"But they're not Protestants—I'm sure they're not," the girl returned hotly. "They shouldn't come to church with me; they only pretend. Besides, they don't follow the other girls about nearly as carefully. The worst of it is that I have to stay here for the holidays, too."

She seemed very miserable about it, and Barbara thought it might relieve her to confide in some one, and, after a little skilful questioning, the whole story came out.

Her mother was dead, and her father in the West Indies, and though she wrote him often and fully about everything, she never got any answers to her questions, so that she was sure people opened her letters and put in different news. She was afraid the same thing was done with her father's letters to her, because once something was said by mistake that could have been learned only by reading the news intended for her eyes alone.

"He never saw the place," the girl continued. "He took me to my aunt in England, who promised to find me a school.
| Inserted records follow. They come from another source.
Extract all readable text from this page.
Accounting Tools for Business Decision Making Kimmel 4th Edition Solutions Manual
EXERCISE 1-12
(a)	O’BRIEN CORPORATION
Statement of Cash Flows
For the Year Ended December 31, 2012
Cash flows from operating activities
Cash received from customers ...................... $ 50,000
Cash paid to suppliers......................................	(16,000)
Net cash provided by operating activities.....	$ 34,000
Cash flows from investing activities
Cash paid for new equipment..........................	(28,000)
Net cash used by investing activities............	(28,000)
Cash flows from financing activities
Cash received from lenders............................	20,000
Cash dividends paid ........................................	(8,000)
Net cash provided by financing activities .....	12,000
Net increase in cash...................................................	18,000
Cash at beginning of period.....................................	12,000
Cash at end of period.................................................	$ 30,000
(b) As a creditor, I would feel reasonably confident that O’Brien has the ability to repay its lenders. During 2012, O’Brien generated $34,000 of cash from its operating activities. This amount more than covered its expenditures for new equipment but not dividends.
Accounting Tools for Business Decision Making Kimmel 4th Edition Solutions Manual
She thought the whole business a nuisance, and was only too glad to find a place quickly where they'd keep me for the holidays too. She never asks me to go to England—not that I would if she wanted me to."

There were angry tears in the girl's eyes, and Barbara thought the case really did seem rather a hard one, though it was clear her companion had been spoiled at home, and had probably had her own way before coming to school.

"It does sound rather horrid," Barbara agreed, "and three years must seem a long time; but it will go at last, you know."

The girl shook her head.

"Too slowly, far too slowly—it just crawls. I never have any one to talk things over with, either, you see, for I can't trust the French girls; they carry tales, I know. Even now—look how she watches me; she longs to know what I'm saying."

Barbara looked round, and it was true that the visitor seemed more interested in watching them than in Mademoiselle Thérèse's conversation; and, directly she caught Barbara's eye, she got up hastily and said they must go. Alice Meynell immediately relapsed into sulkiness again; but, just as she was saying good-bye, she managed to whisper—

"I shall run away soon. I know I can't stand it much longer."